Every reference I can find for the etymology of the word technology has to do with, “art, skill, or craft.” Technique comes from the same root. Any system of making or doing requires qualities such as dedication, skill, and patience. Technique/technology may or may not involve tools.
But whenever I hear people talk about education technology, they focus on the latest software that promises to accelerate learning.
In this way, EdTech is a lot like Halloween Tech. On Halloween, people dress up as something they’re not and demand treats for their effort. We act as if the ritual is perfectly normal, because tradition. Instead of unmasking the pretenders and asking about their life choices, we ask how they made their costumes. Then we throw treats in their pillowcases, plastic pumpkins, IPOs, and crypto wallets.
Maybe it’s because we don’t know better. Or we’re afraid they’ll TP our house.
Halloween is commercial. Like many American(ized) holidays, Halloween emphasizes consuming crap made of plastic, sugar, and alcohol. It’s about the celebrant. Lower your inhibitions and get crazy, yeah baby.
Open-Source Learning is more aligned with the spirit of Los Dias de los Muertos.
Dias de los Muertos Tech
Los Dias de los Muertos represents the unification of worlds and an evolution of celebration.
Watching the light dim and things die in nature led multiple cultures to believe that the veil between the physical world and the spiritual world is thin at this time of year. Like Beltaine and Samhain in Ireland, Los Dios de los Muertos celebrates the thinner boundary between worlds that makes it easier for the spirits to join us in celebration.
The Tech de los Muertos is designed to reveal, not to conceal. We wear costumes and build ofrendas to invite the spirits and each other into connection.
The ways we design and construct ofrendas combine pre-Hispanic Aztec rituals with more recent additions from Catholicism and popular culture. Posada didn’t draw La Catrina until the early 1900s. However, the marigolds – called cempasúchil by the Aztecs – have been calling the dead home for centuries.
The ofrendas we build, the food we make, the clothes and makeup we wear, and the music we play – these are all forms of social media, ways we bring our attention to sharing senses of belonging and meaning.
This is the ofrenda in my house:
Open-Source Learning Tech
When they’re sitting in closed classrooms, students are no more connected to the off-campus community than we are to the spiritual world. Or Antarctica.

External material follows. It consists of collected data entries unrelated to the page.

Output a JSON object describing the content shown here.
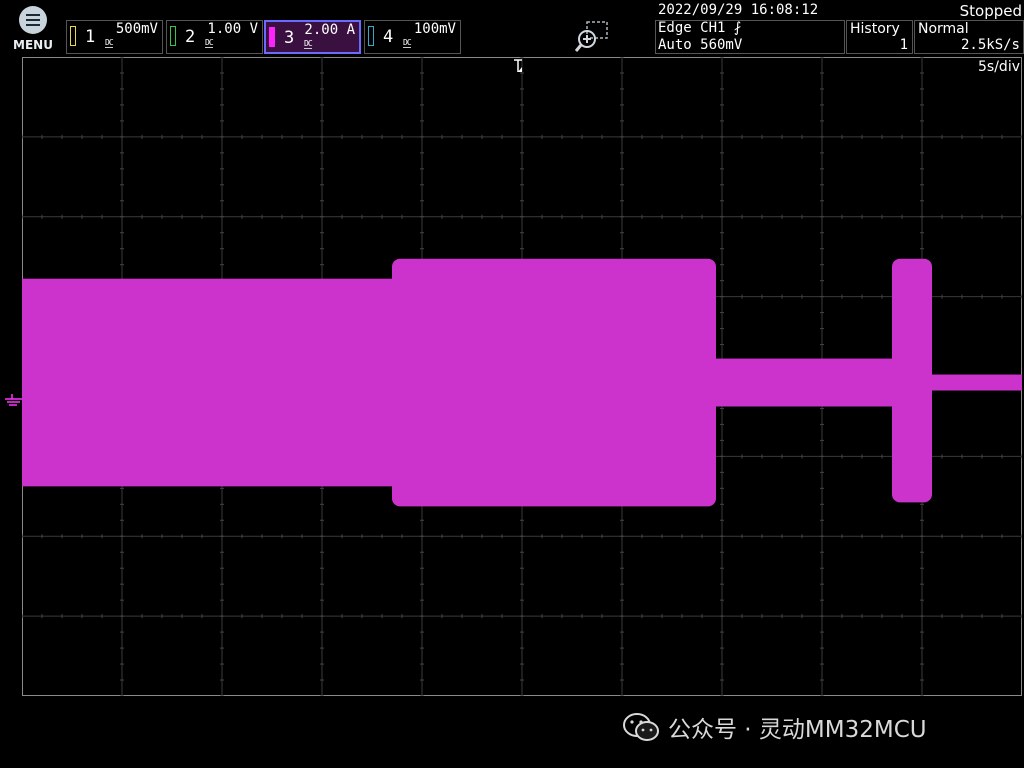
{
  "menu": {
    "label": "MENU"
  },
  "channels": [
    {
      "num": "1",
      "value": "500mV",
      "coupling": "DC",
      "color": "#e8d84a",
      "active": false
    },
    {
      "num": "2",
      "value": "1.00 V",
      "coupling": "DC",
      "color": "#3cc44a",
      "active": false
    },
    {
      "num": "3",
      "value": "2.00 A",
      "coupling": "DC",
      "color": "#ff22ff",
      "active": true
    },
    {
      "num": "4",
      "value": "100mV",
      "coupling": "DC",
      "color": "#3aa6c8",
      "active": false
    }
  ],
  "status": {
    "date": "2022/09/29 16:08:12",
    "run_state": "Stopped"
  },
  "trigger": {
    "line1": "Edge CH1 ⨏",
    "line2": "Auto 560mV"
  },
  "history": {
    "label": "History",
    "value": "1"
  },
  "acquisition": {
    "mode": "Normal",
    "rate": "2.5kS/s"
  },
  "timebase": "5s/div",
  "icons": {
    "menu": "hamburger-menu-icon",
    "zoom": "zoom-in-icon",
    "trigger": "trigger-position-icon",
    "ground": "ground-reference-icon",
    "watermark": "wechat-icon"
  },
  "waveform": {
    "channel": "3",
    "color": "#cc33cc",
    "time_per_div_s": 5,
    "current_per_div_a": 2.0,
    "segments": [
      {
        "t_div": [
          0.0,
          3.7
        ],
        "low_div": -1.1,
        "high_div": 1.5
      },
      {
        "t_div": [
          3.7,
          6.94
        ],
        "low_div": -1.35,
        "high_div": 1.75
      },
      {
        "t_div": [
          6.94,
          8.7
        ],
        "low_div": -0.1,
        "high_div": 0.5
      },
      {
        "t_div": [
          8.7,
          9.1
        ],
        "low_div": -1.3,
        "high_div": 1.75
      },
      {
        "t_div": [
          9.1,
          10.0
        ],
        "low_div": 0.1,
        "high_div": 0.3
      }
    ]
  },
  "watermark": {
    "text": "公众号 · 灵动MM32MCU"
  }
}
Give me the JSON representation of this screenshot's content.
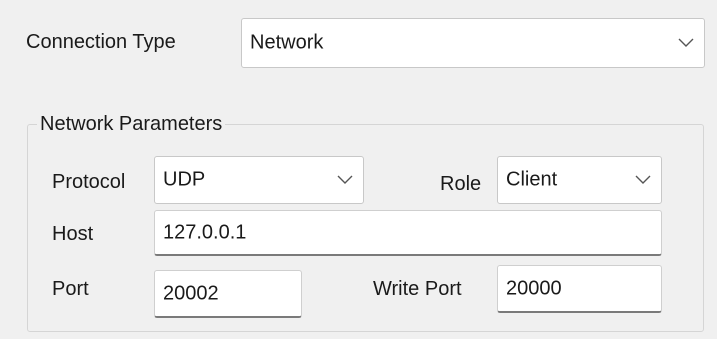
{
  "connection": {
    "label": "Connection Type",
    "selected": "Network"
  },
  "network": {
    "group_title": "Network Parameters",
    "protocol_label": "Protocol",
    "protocol_value": "UDP",
    "role_label": "Role",
    "role_value": "Client",
    "host_label": "Host",
    "host_value": "127.0.0.1",
    "port_label": "Port",
    "port_value": "20002",
    "write_port_label": "Write Port",
    "write_port_value": "20000"
  },
  "icons": {
    "dropdown": "chevron-down-icon"
  },
  "colors": {
    "background": "#f0f0f0",
    "field_bg": "#ffffff",
    "border": "#c8c8c8",
    "underline": "#7a7a7a",
    "text": "#1a1a1a"
  }
}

Open-Source Learning thins the veil between the learning community and the outside world. We can connect with peers, resources, and even mentors in faraway realms that were once closed to us.
The OSL tech game is bigger than the players and it’s all about integrity. When we curate our learning, we’re not dressing up as something we’re not – we are creating offerings that put ideas, skills, and people on display. To paraphrase (the spirit of) Newton, if we can see further it’s because we are standing on the shoulders of giants, many of whom are no longer with us.
Lastly, OSL – like Los Dias de los Muertos – is all about using the tools of our age to tell a story compelling enough to bring worlds together. A decade ago we used the public internet. As tools and popular culture evolved, so have we: Blogs. Mind maps. Digital whiteboards. Etherpads.
Today we are developing our own open source protocol – not a platform – because we understand this is about more than tools. It’s a process. First, we acknowledge each other and work to clarify our purpose. Then we select the right tools for the job, and we purposefully use those tools to bring our visions to life.
Students are passive, obedient players of the school game. Shuffling around with their backpacks hoping for a treat. If there is a zombie apocalypse it’s going to start in passing period hallways.
Today – every day, really – we invite the learning dead to unite in the world of the living thinkers. Join us! Explore and curate an interdisciplinary legacy that will be remembered as long as there is a server to store it.
Open-Source Learning: the EdTech of the Dead.